Debra A. Simmons, CPA

What’s New for 2010

In Income Taxes on July 31, 2010 at 5:41 pm

Every year, there are changes to the tax code. Here are a few of the changes for 2010:

Roth IRAs. Half of any income that results from a rollover or conversion to a Roth IRA from another retirement plan in 2010 is included in income in 2011, and the other half in 2012, unless you elect to include all of it in 2010. In addition, for any tax year beginning after 2009, you can make a qualified rollover contribution to a Roth IRA regardless of the amount of your modified adjusted gross income (AGI).

IRA deduction expanded. You may be able to take an IRA deduction if you were covered by a retirement plan and your 2010 modified AGI is less than $66,000 ($109,000 if married filing jointly or qualifying widow(er)). If your spouse was covered by a retirement plan, but you were not, you may be able to take an IRA deduction if your 2010 modified AGI is less than $177,000.

Domestic production activities income deduction. The deduction rate for 2010 increases to 9%. However, the deduction is reduced if you have oil-related qualified production activities income.

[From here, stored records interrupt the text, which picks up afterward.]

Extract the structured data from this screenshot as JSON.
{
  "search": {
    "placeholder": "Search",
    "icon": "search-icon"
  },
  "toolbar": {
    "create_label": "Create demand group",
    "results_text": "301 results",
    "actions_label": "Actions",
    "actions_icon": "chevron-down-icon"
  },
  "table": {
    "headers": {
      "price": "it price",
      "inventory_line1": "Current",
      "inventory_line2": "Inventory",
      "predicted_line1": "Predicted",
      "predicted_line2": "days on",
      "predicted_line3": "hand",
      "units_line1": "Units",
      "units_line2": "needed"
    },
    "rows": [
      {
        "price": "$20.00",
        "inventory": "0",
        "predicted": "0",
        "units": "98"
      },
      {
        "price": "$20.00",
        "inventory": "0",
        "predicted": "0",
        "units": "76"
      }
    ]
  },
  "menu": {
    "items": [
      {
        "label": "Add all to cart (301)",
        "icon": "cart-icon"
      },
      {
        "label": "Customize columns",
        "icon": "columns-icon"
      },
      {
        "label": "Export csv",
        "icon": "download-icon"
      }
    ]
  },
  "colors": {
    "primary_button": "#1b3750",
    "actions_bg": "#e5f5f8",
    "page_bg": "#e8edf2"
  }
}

Personal casualty and theft loss limit reduced. Each personal casualty or theft loss is limited to the excess of the loss over $100 (instead of $500).

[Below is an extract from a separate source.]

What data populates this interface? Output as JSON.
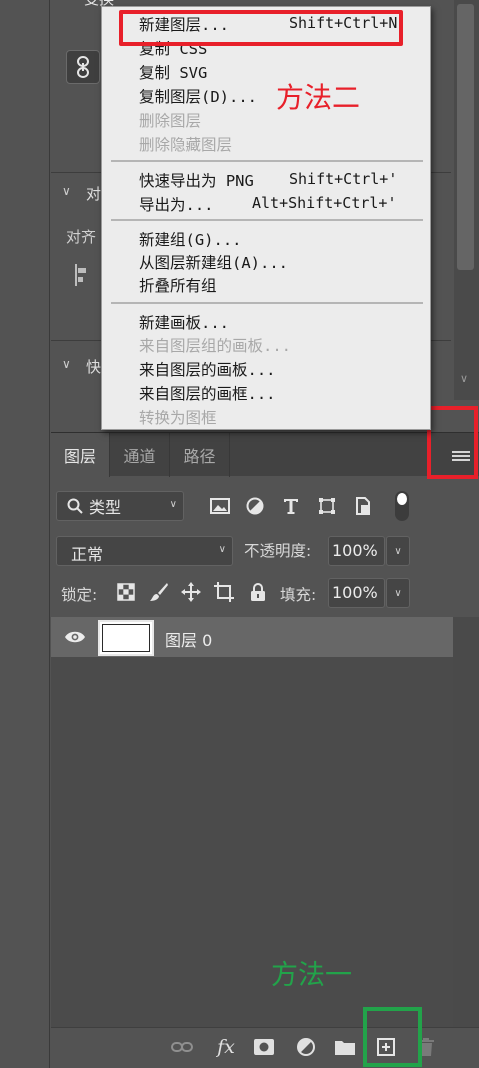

Standard mileage rates. The rate for business use of your vehicle is reduced to 50 cents a mile. The rate for use of your vehicle to get medical care or move is reduced to 16½ cents a mile. The rate of 14 cents a mile for charitable use is unchanged.

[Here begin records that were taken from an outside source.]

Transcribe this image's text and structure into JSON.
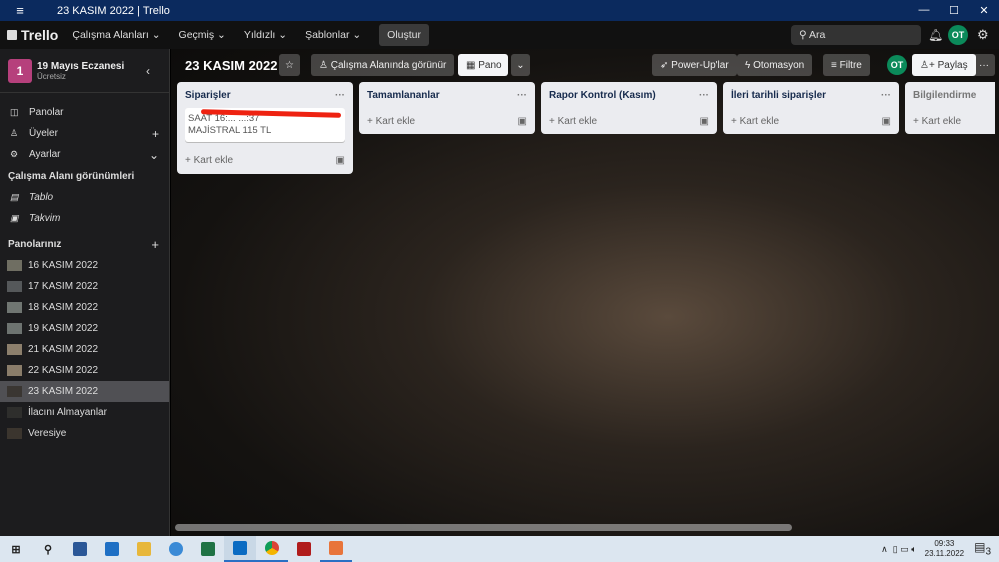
{
  "window": {
    "title": "23 KASIM 2022 | Trello",
    "menu": "≡",
    "min": "—",
    "max": "☐",
    "close": "✕"
  },
  "nav": {
    "logo": "Trello",
    "menus": [
      "Çalışma Alanları ⌄",
      "Geçmiş ⌄",
      "Yıldızlı ⌄",
      "Şablonlar ⌄"
    ],
    "create": "Oluştur",
    "search_placeholder": "Ara",
    "avatar": "OT"
  },
  "sidebar": {
    "workspace": {
      "initial": "1",
      "name": "19 Mayıs Eczanesi",
      "plan": "Ücretsiz"
    },
    "items": [
      {
        "label": "Panolar"
      },
      {
        "label": "Üyeler"
      },
      {
        "label": "Ayarlar"
      }
    ],
    "views_header": "Çalışma Alanı görünümleri",
    "views": [
      {
        "label": "Tablo"
      },
      {
        "label": "Takvim"
      }
    ],
    "boards_header": "Panolarınız",
    "boards": [
      {
        "label": "16 KASIM 2022",
        "color": "#6f6e62"
      },
      {
        "label": "17 KASIM 2022",
        "color": "#55585a"
      },
      {
        "label": "18 KASIM 2022",
        "color": "#707672"
      },
      {
        "label": "19 KASIM 2022",
        "color": "#6d7370"
      },
      {
        "label": "21 KASIM 2022",
        "color": "#8c7f6c"
      },
      {
        "label": "22 KASIM 2022",
        "color": "#8a7d6a"
      },
      {
        "label": "23 KASIM 2022",
        "color": "#3a3632"
      },
      {
        "label": "İlacını Almayanlar",
        "color": "#2e2e2c"
      },
      {
        "label": "Veresiye",
        "color": "#3b352e"
      }
    ]
  },
  "board": {
    "title": "23 KASIM 2022",
    "visibility": "Çalışma Alanında görünür",
    "view": "Pano",
    "powerups": "Power-Up'lar",
    "automation": "Otomasyon",
    "filter": "Filtre",
    "member": "OT",
    "share": "Paylaş",
    "more": "···",
    "add_card": "Kart ekle",
    "lists": [
      {
        "title": "Siparişler",
        "cards": [
          {
            "line1": "SAAT 16:...  ...:37",
            "line2": "MAJİSTRAL 115 TL"
          }
        ]
      },
      {
        "title": "Tamamlananlar",
        "cards": []
      },
      {
        "title": "Rapor Kontrol (Kasım)",
        "cards": []
      },
      {
        "title": "İleri tarihli siparişler",
        "cards": []
      },
      {
        "title": "Bilgilendirme",
        "cards": []
      }
    ]
  },
  "taskbar": {
    "time": "09:33",
    "date": "23.11.2022",
    "notifications": "3"
  }
}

Personal exemption and itemized deduction phaseouts. For 2010, taxpayers with AGI above a certain amount will not lose part of their deduction for personal exemptions and itemized deductions. Under current law, these phaseouts will resume in 2011.

Alternative minimum tax (AMT) exemption amount decreased. The AMT exemption amount is decreased to $33,750 ($45,000 if married filing jointly or a qualifying widow(er); $22,500 if married filing separately).

Certain credits not allowed against the AMT. The credit for child and dependent care expenses, credit for the elderly or the disabled, lifetime learning credit, nonbusiness energy property credit, mortgage interest credit, and the District of Columbia first-time homebuyer credit are not allowed against the AMT and a new tax liability limit applies. For most people, this limit is your regular tax minus any tentative minimum tax.

Qualified fuel cell motor vehicle credit reduced. For qualified vehicles with a gross vehicle weight rating of 8,500 pounds or less that are placed in service after 2009, the credit allowed for the purchase is reduced by 50%. For more information, see the instructions for Form 8910.

Earned income credit (EIC). You may be able to take the EIC if:

  • Three or more children lived with you and you earned less than $43,352 ($48,362 if married filing jointly),
  • Two children lived with you and you earned less than $40,363 ($45,373 if married filing jointly),
  • One child lived with you and you earned less than $35,535 ($40,545 if married filing jointly), or
  • A child did not live with you and you earned less than $13,460 ($18,470 if married filing jointly).

The maximum AGI you can have and still get the credit also has increased. You may be able to take the credit if your AGI is less than the amount in the above list that applies to you. The maximum investment income you can have and still get the credit is still $3,100.

Limit on deductible farming losses. Beginning in 2010, the farming loss of a taxpayer (other than a C corporation) who receives certain government subsidies will be limited to the greater of $300,000 ($150,000 if married filing separately) or the taxpayer’s total net farm income for the prior 5 tax years. Farming losses caused by casualty, disease, or drought are disregarded in calculating the limitation. Disallowed amounts can be carried forward indefinitely.

First-time homebuyer credit. This credit has been extended for purchases of a main home in the United States after 2008 and before May 1, 2010 (before July 1, 2010, if you entered into a written binding contract before May 1, 2010). The credit is generally 10% of the purchase price of the home but is limited to $8,000 ($4,000 if married filing separately).Also, the credit has been modified to allow a smaller credit (limited to $6,500, $3,250 if married filing separately) if you (and your spouse if married) owned and used the same main home for any period of 5 consecutive years during the 8-year period ending on the date you bought your new main home in the United States. For this credit, the replacement home must be purchased after November 6, 2009, and before May 1, 2010 (before July 1, 2010, if you entered into a written binding contract before May 1, 2010).You can choose to claim the credit on your 2009 return for a home you bought in 2010 that qualifies for the credit.See Form 5405 (Rev. December 2009) for more information, including special rules for certain members of the uniformed services, members of the U.S. Foreign Service, and employees of the intelligence community on official extended duty service.

Reminder.: Recapture of first-time homebuyer credit. If you claimed the first-time homebuyer credit for a home you bought in 2008, you generally must begin repaying it in 2010.